Inspirado pelo diário visual da modernista, ele optou por não organizar as obras no CCBB a partir de classificações acadêmicas. "Tarsila do Amaral — Percurso afetivo" é, como define, "uma mostra de colagens de obras da artista".

A proposta livre permitiu a Abdalla, por exemplo, agrupar três telas em que Tarsila retrata o Rio no que chama de "trilogia carioca". Assim, o público verá na sequência "Morro da favela", "Estrada de ferro Central do Brasil" e "Carnaval em Madureira", telas que são da fase conhecida como "Pau brasil", todas de 1924, ano em que ela chegou à capital fluminense.

Do Rio, Tarsila e os modernistas partiram para Minas Gerais, onde, conta Abdalla, fazem "a redescoberta do Brasil, em que se valoriza o barroco mineiro".

Dois anos depois da chegada ao Rio, Tarsila abre sua primeira individual em Paris, com crítica bastante favorável. No mesmo ano, ela se casa com Oswald de Andrade, e os dois viajam pela Europa e pelo Oriente Médio.

— Conta a lenda que a beleza estonteante de Tarsila parava pessoas nas ruas de Paris. Ela sempre teve essa coisa de mito da mulher deslumbrante, bonita, elegante, com dinheiro e talento. Mas não gosto de deixar de lembrar que, ao mesmo tempo, ela teve a vida muito marcada pela tragédia — defende.

Dor e esplendor

Tarsila perdeu a única filha, Dulce, e, mais tarde, a única neta, Beatriz, que pintou em vários retratos. Sua família, bastante rica, perdeu recursos na Crise de 1929.

Ainda assim, o esplendor de Tarsila é presença marcante na exposição seja pela exuberância de cores nas telas ou pelos objetos pessoais. Uma estola e um bracelete criados para ela por Paul Poiret, o estilista da alta sociedade francesa na década de 1920, foram cedidos pela família para a montagem.

A responsável pela obra de Tarsila entre os descendentes da modernista é sua sobrinha-neta, que carrega seu nome — e ganhou o apelido carinhoso de Tarsilinha, para se diferenciar da célebre tia-avó. Ela ainda cedeu para a mostra no CCBB pincéis, espátulas e um Moleskine com desenhos e anotações.

— É sempre um conjunto tão bonito de ser exibido reunido — diz Tarsilinha, 47 anos, que tinha oito quando a artista morreu, em decorrência de complicações após uma operação na vesícula, em 1973. — Era uma tia muito próxima, eu era a queridinha.

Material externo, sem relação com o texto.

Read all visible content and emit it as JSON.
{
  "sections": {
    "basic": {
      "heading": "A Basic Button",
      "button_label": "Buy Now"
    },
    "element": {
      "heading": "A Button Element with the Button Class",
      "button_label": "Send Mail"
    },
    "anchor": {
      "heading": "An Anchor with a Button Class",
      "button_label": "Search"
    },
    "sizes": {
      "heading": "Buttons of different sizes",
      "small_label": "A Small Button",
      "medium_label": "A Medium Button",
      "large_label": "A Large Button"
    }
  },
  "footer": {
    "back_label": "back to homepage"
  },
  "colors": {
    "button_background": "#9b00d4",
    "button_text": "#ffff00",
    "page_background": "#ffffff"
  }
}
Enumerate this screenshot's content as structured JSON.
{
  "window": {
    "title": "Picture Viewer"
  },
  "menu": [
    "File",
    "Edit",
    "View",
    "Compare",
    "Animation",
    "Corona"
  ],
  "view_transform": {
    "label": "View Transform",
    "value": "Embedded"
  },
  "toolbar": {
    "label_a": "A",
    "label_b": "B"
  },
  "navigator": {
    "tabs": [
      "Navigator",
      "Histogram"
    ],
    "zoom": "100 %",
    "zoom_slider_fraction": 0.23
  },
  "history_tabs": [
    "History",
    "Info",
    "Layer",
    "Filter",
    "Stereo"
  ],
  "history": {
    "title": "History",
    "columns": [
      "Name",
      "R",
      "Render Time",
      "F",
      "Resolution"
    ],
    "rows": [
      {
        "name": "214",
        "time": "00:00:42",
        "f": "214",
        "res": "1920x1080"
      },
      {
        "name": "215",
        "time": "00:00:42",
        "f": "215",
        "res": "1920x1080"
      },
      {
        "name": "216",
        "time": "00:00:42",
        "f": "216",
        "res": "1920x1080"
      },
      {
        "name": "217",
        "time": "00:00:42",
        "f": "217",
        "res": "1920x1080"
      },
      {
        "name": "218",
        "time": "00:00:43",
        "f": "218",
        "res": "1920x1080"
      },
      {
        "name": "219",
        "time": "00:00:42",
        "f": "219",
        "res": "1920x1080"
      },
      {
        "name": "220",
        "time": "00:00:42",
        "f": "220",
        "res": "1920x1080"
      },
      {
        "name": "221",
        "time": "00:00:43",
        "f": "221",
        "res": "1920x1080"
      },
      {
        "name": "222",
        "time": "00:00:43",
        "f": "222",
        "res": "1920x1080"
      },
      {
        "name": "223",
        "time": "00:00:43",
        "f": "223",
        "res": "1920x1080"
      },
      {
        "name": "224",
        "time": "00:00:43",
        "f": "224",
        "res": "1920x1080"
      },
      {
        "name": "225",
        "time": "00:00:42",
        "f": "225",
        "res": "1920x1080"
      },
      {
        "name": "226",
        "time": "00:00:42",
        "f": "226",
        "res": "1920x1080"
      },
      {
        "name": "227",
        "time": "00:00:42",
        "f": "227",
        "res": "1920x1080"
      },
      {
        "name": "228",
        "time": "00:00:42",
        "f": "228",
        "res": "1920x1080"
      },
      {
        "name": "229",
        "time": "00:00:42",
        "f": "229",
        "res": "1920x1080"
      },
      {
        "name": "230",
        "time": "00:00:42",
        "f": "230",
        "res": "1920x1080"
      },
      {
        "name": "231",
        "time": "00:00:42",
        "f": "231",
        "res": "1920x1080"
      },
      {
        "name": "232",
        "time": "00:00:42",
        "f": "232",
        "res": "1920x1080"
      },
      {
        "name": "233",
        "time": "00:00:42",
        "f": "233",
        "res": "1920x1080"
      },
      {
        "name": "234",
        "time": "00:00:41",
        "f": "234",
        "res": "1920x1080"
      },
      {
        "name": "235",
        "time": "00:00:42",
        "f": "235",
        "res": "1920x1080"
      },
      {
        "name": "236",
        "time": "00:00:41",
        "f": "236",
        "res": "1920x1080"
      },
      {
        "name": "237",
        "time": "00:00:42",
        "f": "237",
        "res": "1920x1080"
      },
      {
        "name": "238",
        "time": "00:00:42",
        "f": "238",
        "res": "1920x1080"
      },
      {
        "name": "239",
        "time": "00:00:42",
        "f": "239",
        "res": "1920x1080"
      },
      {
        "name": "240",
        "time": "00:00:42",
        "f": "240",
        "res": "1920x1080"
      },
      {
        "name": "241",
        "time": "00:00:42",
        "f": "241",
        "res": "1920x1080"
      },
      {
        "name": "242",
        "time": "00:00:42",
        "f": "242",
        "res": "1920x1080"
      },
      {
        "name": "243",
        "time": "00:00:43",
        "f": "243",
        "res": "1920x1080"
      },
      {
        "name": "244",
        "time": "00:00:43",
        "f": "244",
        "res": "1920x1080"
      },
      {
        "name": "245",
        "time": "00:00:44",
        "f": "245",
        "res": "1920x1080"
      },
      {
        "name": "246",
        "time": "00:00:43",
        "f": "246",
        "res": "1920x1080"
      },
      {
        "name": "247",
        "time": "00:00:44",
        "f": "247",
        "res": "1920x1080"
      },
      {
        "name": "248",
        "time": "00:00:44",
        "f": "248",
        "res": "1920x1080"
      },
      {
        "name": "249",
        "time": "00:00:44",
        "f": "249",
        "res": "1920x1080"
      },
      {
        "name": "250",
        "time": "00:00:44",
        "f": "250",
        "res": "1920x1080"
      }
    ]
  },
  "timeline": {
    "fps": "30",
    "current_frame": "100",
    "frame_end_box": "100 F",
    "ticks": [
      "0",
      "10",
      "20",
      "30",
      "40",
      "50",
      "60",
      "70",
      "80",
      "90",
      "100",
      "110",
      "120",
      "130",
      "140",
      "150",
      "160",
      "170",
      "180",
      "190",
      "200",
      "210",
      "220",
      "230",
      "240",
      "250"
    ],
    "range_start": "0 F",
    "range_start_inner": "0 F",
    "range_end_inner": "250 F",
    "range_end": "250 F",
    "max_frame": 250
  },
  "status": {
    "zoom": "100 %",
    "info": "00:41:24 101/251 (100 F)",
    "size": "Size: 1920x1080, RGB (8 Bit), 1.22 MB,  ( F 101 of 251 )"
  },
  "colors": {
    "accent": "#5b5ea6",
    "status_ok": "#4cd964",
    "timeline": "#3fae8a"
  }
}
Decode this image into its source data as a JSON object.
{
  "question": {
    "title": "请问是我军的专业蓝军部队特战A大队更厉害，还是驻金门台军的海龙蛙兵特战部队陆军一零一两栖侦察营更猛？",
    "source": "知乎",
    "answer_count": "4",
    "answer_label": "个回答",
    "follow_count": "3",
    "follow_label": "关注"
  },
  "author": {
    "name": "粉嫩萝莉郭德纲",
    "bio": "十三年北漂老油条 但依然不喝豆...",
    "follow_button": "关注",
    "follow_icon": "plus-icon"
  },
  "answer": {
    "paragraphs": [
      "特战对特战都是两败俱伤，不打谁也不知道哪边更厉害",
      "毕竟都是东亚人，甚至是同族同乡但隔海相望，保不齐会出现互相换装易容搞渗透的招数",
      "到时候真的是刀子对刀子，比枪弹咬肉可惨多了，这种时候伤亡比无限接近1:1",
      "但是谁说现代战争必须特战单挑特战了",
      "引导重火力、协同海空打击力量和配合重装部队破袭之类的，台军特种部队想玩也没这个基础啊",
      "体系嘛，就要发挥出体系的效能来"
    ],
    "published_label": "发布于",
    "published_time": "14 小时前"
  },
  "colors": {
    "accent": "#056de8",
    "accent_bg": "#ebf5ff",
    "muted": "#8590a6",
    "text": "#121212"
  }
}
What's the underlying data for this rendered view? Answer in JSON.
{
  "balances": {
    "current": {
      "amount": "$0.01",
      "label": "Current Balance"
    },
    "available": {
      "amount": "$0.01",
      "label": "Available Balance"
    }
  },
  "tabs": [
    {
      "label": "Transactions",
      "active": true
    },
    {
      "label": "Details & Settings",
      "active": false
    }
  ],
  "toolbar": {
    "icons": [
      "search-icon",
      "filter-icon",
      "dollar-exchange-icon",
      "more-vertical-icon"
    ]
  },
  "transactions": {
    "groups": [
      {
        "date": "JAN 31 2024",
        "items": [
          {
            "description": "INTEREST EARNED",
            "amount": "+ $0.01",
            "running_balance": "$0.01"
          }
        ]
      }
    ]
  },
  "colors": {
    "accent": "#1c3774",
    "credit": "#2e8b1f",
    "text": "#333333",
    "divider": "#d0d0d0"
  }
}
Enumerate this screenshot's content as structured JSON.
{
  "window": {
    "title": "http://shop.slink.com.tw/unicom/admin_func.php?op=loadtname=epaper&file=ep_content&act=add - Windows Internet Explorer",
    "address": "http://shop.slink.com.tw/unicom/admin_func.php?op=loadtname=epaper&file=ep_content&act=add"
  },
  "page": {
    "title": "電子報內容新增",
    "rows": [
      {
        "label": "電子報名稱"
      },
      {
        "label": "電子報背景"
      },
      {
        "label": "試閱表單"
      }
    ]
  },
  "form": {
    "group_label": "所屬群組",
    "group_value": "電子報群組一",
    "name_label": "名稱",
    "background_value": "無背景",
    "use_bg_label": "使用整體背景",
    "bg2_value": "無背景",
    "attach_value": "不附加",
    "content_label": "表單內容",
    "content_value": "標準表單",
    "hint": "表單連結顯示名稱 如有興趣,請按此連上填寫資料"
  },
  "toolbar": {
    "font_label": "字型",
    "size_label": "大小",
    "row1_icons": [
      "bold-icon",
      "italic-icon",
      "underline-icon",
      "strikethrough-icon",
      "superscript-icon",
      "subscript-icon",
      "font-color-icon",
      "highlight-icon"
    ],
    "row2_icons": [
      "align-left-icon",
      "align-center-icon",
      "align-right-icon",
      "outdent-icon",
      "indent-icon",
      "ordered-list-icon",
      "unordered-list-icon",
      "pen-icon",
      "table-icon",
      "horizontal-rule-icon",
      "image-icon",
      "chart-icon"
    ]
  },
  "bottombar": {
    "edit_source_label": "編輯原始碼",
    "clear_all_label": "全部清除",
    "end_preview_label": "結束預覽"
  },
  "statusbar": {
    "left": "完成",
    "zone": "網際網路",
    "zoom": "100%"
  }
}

Me lembro tanto dela, dos corredores da casa na (rua) Albuquerque Lins (em Higienópolis, São Paulo), da sala, dos quadros, de nós duas na casa.

Tarsilinha, que organizou o catálogo raisonné da artista, diz que conseguir 85 obras de Tarsila é "uma tarefa árdua". O curador concorda. Para ele, os colecionadores têm uma relação afetiva com a obra da artista.

— Todos são muito ciosos de suas telas — afirma.

Além da exposição aberta agora, a artista ganhará em março mais uma reunião de suas obras — no livro "Tarsila — Os melhores anos" (M10 Editora), que trará imagens de seus trabalhos e sua história contada pela crítica Maria Alice Milliet.